A proposal barring the procedure if the fetus has been diagnosed with Down syndrome would only go into effect if courts uphold a similar ban elsewhere.

Lawmakers decided to postpone action on sweeping tax reform during their 45-day session, but included plans in the state’s $19 billion budget to ensure that action happens later this year.

Some the lawmakers’ decisions this year sparked protest, such as the move to shrink Medicaid to cover fewer people and the failure of the conversion-therapy ban.

Lawmakers defended the Medicaid decisions as essential to controlling long-term costs. On conversion therapy, they vowed to continue the conversation.

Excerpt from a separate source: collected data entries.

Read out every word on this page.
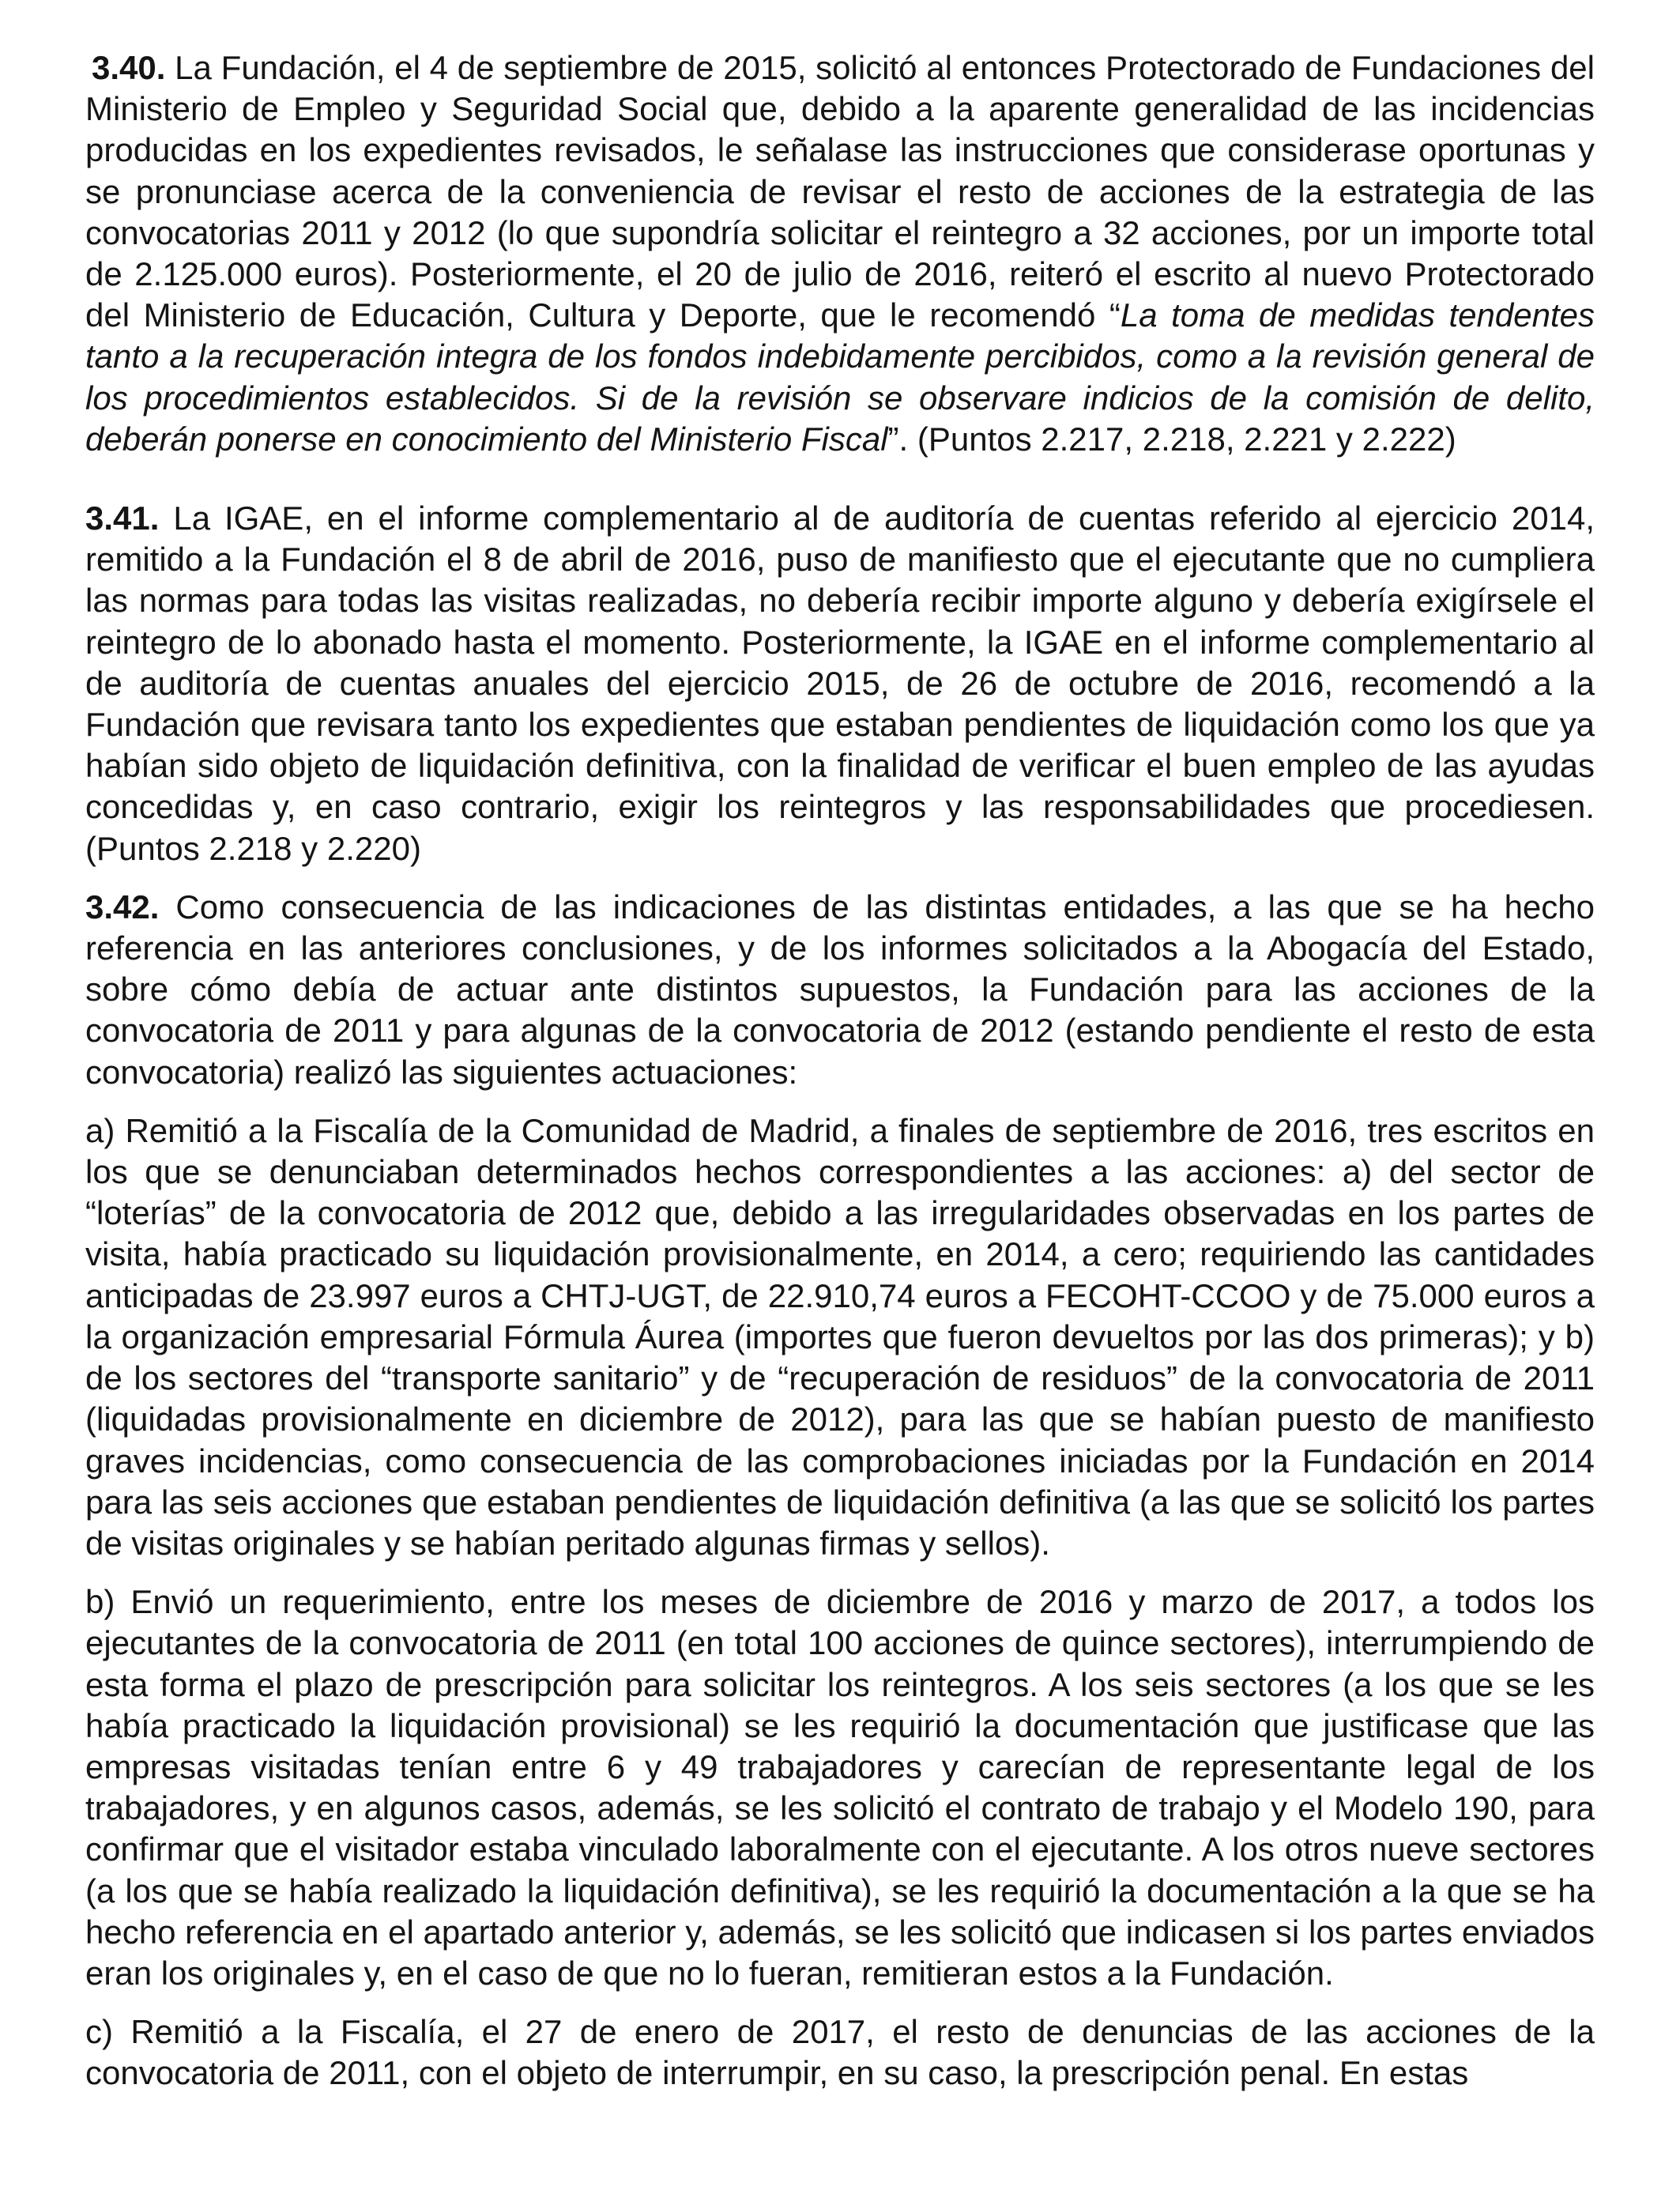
3.40. La Fundación, el 4 de septiembre de 2015, solicitó al entonces Protectorado de Fundaciones del Ministerio de Empleo y Seguridad Social que, debido a la aparente generalidad de las incidencias producidas en los expedientes revisados, le señalase las instrucciones que considerase oportunas y se pronunciase acerca de la conveniencia de revisar el resto de acciones de la estrategia de las convocatorias 2011 y 2012 (lo que supondría solicitar el reintegro a 32 acciones, por un importe total de 2.125.000 euros). Posteriormente, el 20 de julio de 2016, reiteró el escrito al nuevo Protectorado del Ministerio de Educación, Cultura y Deporte, que le recomendó “La toma de medidas tendentes tanto a la recuperación integra de los fondos indebidamente percibidos, como a la revisión general de los procedimientos establecidos. Si de la revisión se observare indicios de la comisión de delito, deberán ponerse en conocimiento del Ministerio Fiscal”. (Puntos 2.217, 2.218, 2.221 y 2.222)

3.41. La IGAE, en el informe complementario al de auditoría de cuentas referido al ejercicio 2014, remitido a la Fundación el 8 de abril de 2016, puso de manifiesto que el ejecutante que no cumpliera las normas para todas las visitas realizadas, no debería recibir importe alguno y debería exigírsele el reintegro de lo abonado hasta el momento. Posteriormente, la IGAE en el informe complementario al de auditoría de cuentas anuales del ejercicio 2015, de 26 de octubre de 2016, recomendó a la Fundación que revisara tanto los expedientes que estaban pendientes de liquidación como los que ya habían sido objeto de liquidación definitiva, con la finalidad de verificar el buen empleo de las ayudas concedidas y, en caso contrario, exigir los reintegros y las responsabilidades que procediesen. (Puntos 2.218 y 2.220)

3.42. Como consecuencia de las indicaciones de las distintas entidades, a las que se ha hecho referencia en las anteriores conclusiones, y de los informes solicitados a la Abogacía del Estado, sobre cómo debía de actuar ante distintos supuestos, la Fundación para las acciones de la convocatoria de 2011 y para algunas de la convocatoria de 2012 (estando pendiente el resto de esta convocatoria) realizó las siguientes actuaciones:

a) Remitió a la Fiscalía de la Comunidad de Madrid, a finales de septiembre de 2016, tres escritos en los que se denunciaban determinados hechos correspondientes a las acciones: a) del sector de “loterías” de la convocatoria de 2012 que, debido a las irregularidades observadas en los partes de visita, había practicado su liquidación provisionalmente, en 2014, a cero; requiriendo las cantidades anticipadas de 23.997 euros a CHTJ-UGT, de 22.910,74 euros a FECOHT-CCOO y de 75.000 euros a la organización empresarial Fórmula Áurea (importes que fueron devueltos por las dos primeras); y b) de los sectores del “transporte sanitario” y de “recuperación de residuos” de la convocatoria de 2011 (liquidadas provisionalmente en diciembre de 2012), para las que se habían puesto de manifiesto graves incidencias, como consecuencia de las comprobaciones iniciadas por la Fundación en 2014 para las seis acciones que estaban pendientes de liquidación definitiva (a las que se solicitó los partes de visitas originales y se habían peritado algunas firmas y sellos).

b) Envió un requerimiento, entre los meses de diciembre de 2016 y marzo de 2017, a todos los ejecutantes de la convocatoria de 2011 (en total 100 acciones de quince sectores), interrumpiendo de esta forma el plazo de prescripción para solicitar los reintegros. A los seis sectores (a los que se les había practicado la liquidación provisional) se les requirió la documentación que justificase que las empresas visitadas tenían entre 6 y 49 trabajadores y carecían de representante legal de los trabajadores, y en algunos casos, además, se les solicitó el contrato de trabajo y el Modelo 190, para confirmar que el visitador estaba vinculado laboralmente con el ejecutante. A los otros nueve sectores (a los que se había realizado la liquidación definitiva), se les requirió la documentación a la que se ha hecho referencia en el apartado anterior y, además, se les solicitó que indicasen si los partes enviados eran los originales y, en el caso de que no lo fueran, remitieran estos a la Fundación.

c) Remitió a la Fiscalía, el 27 de enero de 2017, el resto de denuncias de las acciones de la convocatoria de 2011, con el objeto de interrumpir, en su caso, la prescripción penal. En estas
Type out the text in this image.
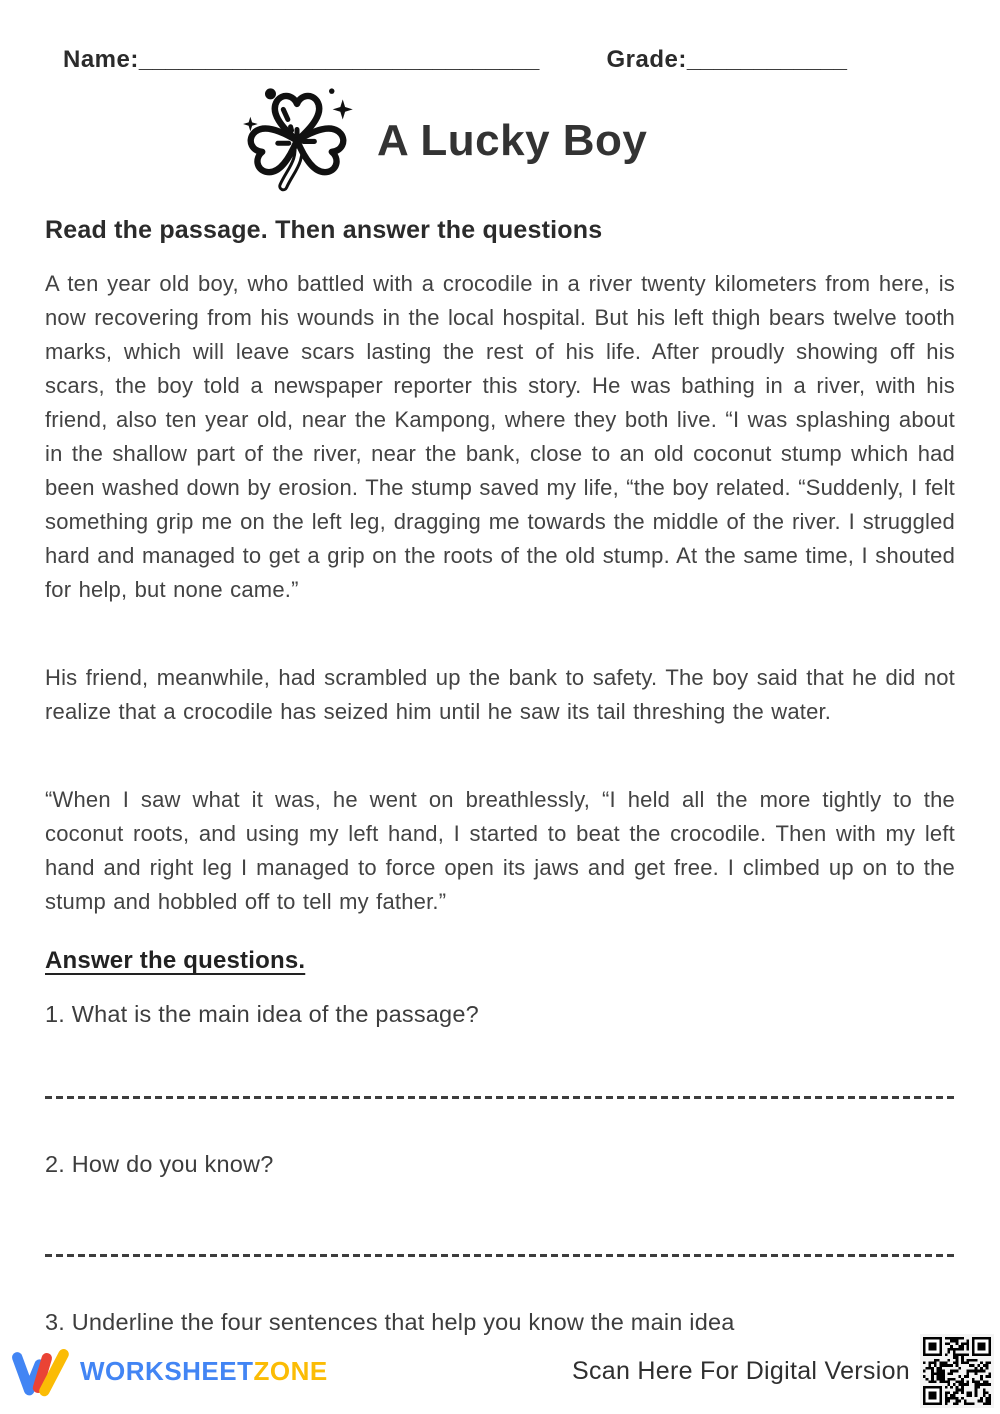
Name:______________________________	Grade:____________
A Lucky Boy
Read the passage. Then answer the questions

A ten year old boy, who battled with a crocodile in a river twenty kilometers from here, is now recovering from his wounds in the local hospital. But his left thigh bears twelve tooth marks, which will leave scars lasting the rest of his life. After proudly showing off his scars, the boy told a newspaper reporter this story. He was bathing in a river, with his friend, also ten year old, near the Kampong, where they both live. “I was splashing about in the shallow part of the river, near the bank, close to an old coconut stump which had been washed down by erosion. The stump saved my life, “the boy related. “Suddenly, I felt something grip me on the left leg, dragging me towards the middle of the river. I struggled hard and managed to get a grip on the roots of the old stump. At the same time, I shouted for help, but none came.”

His friend, meanwhile, had scrambled up the bank to safety. The boy said that he did not realize that a crocodile has seized him until he saw its tail threshing the water.

“When I saw what it was, he went on breathlessly, “I held all the more tightly to the coconut roots, and using my left hand, I started to beat the crocodile. Then with my left hand and right leg I managed to force open its jaws and get free. I climbed up on to the stump and hobbled off to tell my father.”

Answer the questions.
1. What is the main idea of the passage?
2. How do you know?
3. Underline the four sentences that help you know the main idea
WORKSHEETZONE	Scan Here For Digital Version
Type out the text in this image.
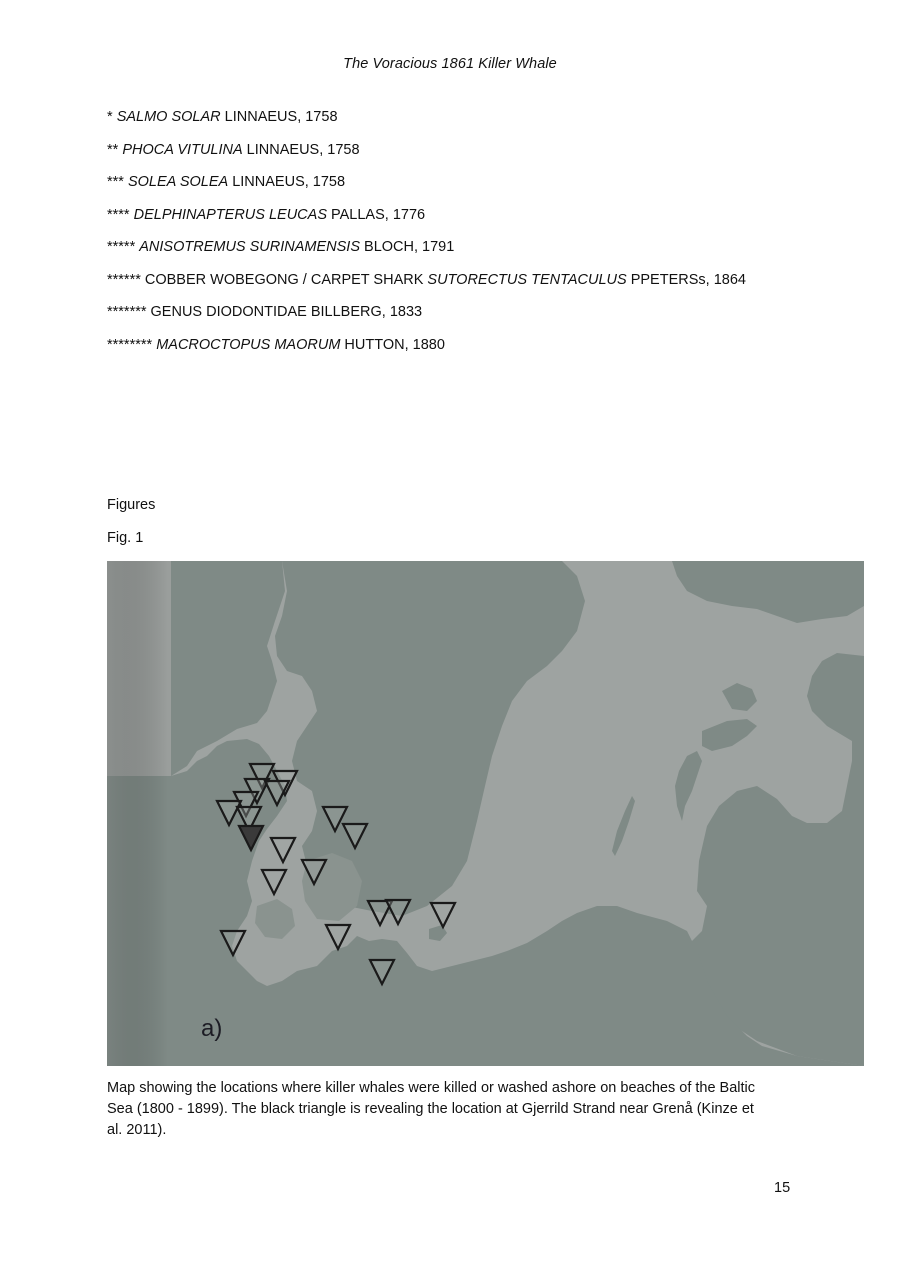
The Voracious 1861 Killer Whale
* SALMO SOLAR LINNAEUS, 1758
** PHOCA VITULINA LINNAEUS, 1758
*** SOLEA SOLEA LINNAEUS, 1758
**** DELPHINAPTERUS LEUCAS PALLAS, 1776
***** ANISOTREMUS SURINAMENSIS BLOCH, 1791
****** COBBER WOBEGONG / CARPET SHARK SUTORECTUS TENTACULUS PPETERSs, 1864
******* GENUS DIODONTIDAE BILLBERG, 1833
******** MACROCTOPUS MAORUM HUTTON, 1880
Figures
Fig. 1
a)
Map showing the locations where killer whales were killed or washed ashore on beaches of the Baltic
Sea (1800 - 1899). The black triangle is revealing the location at Gjerrild Strand near Grenå (Kinze et
al. 2011).
15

Alcohol is often a touchy issue in the state where members of the predominant faith, The Church of Jesus Christ of Latter-day Saints, avoid it.

This year, though, the state reached a deal to slightly increase the amount of alcohol allowed in beer at grocery and convenience stores, from 3.2 percent to 4 percent.

On guns, lawmakers approved a bill that strengthens the state’s “stand your ground” law by saying that people do not have a duty to retreat if firing in self-defense.

But a gun-control proposal allowing police to temporarily confiscate guns of those deemed to be a threat, known as a red-flag law, died without a hearing.